The concept of work/life sway is that we can never be perfectly balanced. We have to accept that life is a flow, and that at times we have to be a hundred and ten percent present for work. And at other times, we have to be a hundred and ten percent present for our family. And we have to be ready, willing and able to go back and forth at the drop of a hat as needs, demands and situations require and change.
What surprised you the most when you were interviewing the boomer women who were Power Moms?
I think what surprised me the most was why they were so passive about accepting the status quo when it came to looking for help from their husbands.
That was not universally true. But for the most part, it was: 'Of course, I would not ask my husband to pick up Johnny if he gets sick at school and bring him home, because he wouldn't do it.' Or the boomer mom who had a job where she worked evenings at a cable TV station and during her dinner break would rush home to make dinner for her stockbroker husband. It would never occur to her to suggest that he make dinner, because that's what wives did.
And what would you say was the biggest surprise when you talked to the Gen X and millennial moms?
While they still felt working-mother guilt, it took many different forms. And it wasn't, frankly, as harsh. There were boomer moms who could still recount how terrible they felt about being out of town on a business trip on the day of Sally's eleventh birthday, even though she was home for the birthday party on the weekend. And when I interviewed the adult daughter, she said: 'I had no recollection of mom being out of town on the day of my birthday, because mom was there for the party and mom baked the cake.'
And so the younger moms just aren't willing to accept working-mother guilt as a given; they don't see that as their 'lot in life.' And I was, I was glad to see that.
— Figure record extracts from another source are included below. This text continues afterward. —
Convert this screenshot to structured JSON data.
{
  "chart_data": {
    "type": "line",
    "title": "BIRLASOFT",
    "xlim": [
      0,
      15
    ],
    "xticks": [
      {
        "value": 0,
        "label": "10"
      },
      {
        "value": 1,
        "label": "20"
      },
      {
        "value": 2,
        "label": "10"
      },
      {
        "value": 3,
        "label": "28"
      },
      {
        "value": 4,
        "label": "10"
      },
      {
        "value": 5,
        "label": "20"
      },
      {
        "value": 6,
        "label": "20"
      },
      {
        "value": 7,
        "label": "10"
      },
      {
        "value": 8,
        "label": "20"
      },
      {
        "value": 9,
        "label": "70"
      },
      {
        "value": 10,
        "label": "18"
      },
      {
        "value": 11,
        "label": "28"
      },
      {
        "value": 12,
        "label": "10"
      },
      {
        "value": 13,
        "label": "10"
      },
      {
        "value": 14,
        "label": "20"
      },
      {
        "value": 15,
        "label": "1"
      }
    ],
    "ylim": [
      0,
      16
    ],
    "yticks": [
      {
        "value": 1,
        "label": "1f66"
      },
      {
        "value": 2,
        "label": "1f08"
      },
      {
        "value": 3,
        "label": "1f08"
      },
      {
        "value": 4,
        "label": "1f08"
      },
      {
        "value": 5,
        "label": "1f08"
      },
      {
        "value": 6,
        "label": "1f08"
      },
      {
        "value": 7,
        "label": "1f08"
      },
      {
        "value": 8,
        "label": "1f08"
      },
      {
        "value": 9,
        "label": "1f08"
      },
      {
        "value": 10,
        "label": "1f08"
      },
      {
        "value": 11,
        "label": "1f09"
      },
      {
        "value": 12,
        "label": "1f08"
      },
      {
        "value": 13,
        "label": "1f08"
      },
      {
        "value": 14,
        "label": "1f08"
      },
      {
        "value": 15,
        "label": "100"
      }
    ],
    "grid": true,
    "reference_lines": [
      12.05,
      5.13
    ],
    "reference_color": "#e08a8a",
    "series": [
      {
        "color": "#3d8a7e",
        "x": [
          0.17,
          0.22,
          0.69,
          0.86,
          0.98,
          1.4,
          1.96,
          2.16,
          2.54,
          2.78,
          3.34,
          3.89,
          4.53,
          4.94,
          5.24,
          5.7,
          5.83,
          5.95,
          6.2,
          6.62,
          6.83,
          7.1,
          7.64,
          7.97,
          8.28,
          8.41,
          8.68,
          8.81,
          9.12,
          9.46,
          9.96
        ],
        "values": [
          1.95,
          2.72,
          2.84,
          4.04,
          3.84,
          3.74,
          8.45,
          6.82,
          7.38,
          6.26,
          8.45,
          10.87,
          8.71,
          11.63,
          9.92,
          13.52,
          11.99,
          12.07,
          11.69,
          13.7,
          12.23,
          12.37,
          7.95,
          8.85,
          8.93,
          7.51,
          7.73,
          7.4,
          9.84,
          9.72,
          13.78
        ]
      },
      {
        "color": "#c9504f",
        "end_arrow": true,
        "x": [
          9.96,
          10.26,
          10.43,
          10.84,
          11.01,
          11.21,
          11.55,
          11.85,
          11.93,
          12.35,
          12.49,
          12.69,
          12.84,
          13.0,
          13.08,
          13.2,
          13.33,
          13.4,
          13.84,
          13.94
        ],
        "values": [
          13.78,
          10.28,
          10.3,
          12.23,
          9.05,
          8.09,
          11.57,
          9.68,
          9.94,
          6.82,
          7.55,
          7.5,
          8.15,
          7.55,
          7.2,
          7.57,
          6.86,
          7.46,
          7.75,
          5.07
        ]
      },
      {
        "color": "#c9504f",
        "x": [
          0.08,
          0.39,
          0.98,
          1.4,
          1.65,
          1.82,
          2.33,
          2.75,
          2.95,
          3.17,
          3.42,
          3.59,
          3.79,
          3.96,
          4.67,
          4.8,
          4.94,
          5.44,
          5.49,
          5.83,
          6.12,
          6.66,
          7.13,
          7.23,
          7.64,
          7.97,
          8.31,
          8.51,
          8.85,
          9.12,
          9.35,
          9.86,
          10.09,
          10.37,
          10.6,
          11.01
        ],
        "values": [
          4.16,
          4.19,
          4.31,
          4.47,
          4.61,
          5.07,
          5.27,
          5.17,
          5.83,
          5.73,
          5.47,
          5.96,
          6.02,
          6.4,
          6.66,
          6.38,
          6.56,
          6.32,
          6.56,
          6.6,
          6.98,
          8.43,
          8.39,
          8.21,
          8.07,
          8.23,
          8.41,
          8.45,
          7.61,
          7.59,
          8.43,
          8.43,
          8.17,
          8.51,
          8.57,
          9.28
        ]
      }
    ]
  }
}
Let's talk some more about the daughters of the boomer Power Moms. What did they tell you?
A lot of them had adolescent clashes with their moms, which is true, irrespective of whether mom is working outside the home or not. But I think that what is different here is they had mothers who were larger than life. And who, in some cases, the daughters felt, Number One, they could never fill her shoes. And Number Two, maybe they didn't want to, because they felt badly about how hard mom was working and how stressed out she was.
And they also saw that it took its toll on her health. There was one daughter whose mom had not one, but two, strokes when the mom was in her forties.
But at the same time, these power moms ended up becoming hugely helpful, informal career coaches as these daughters entered the workforce. And some of the daughters described their moms as their secret weapon, and lent her out to friends of theirs, for feedback on critiquing a resumé or whatever. And so, that was really great.
But I think up until that point, they often had moms who would influence, or try to influence, where they went to college, what they majored in, what their professional pursuits were. And kids generally don't like to be told what to do. And more so, if mom's a super successful executive.
You interviewed some women of color for the book and I'm wondering if there were any differences you found between what you heard from them compared with women who were white. And I'm talking about the boomer power moms, the Gen Xers or the millennials.
There were a significant number of women of color in the book, almost twenty percent. And partly that is a reflection of changing attitudes and acceptance in corporate America of women of color moving into positions of power. And so, the vast majority of those women of color were among the Gen Xers and millennials as to whether their race interfered with their advancement.
It wasn't an issue I asked them, but it definitely was an issue between the mothers and the daughters in some cases. I do remember in one case where the Black executive who was a boomer Power Mom being criticized by her adult daughter for essentially talking 'white' when she was with her white colleagues.
How far do you think we have come for Power Moms, and how far do you think we have to go?
I think we have come light years, but we have a few more light years to go.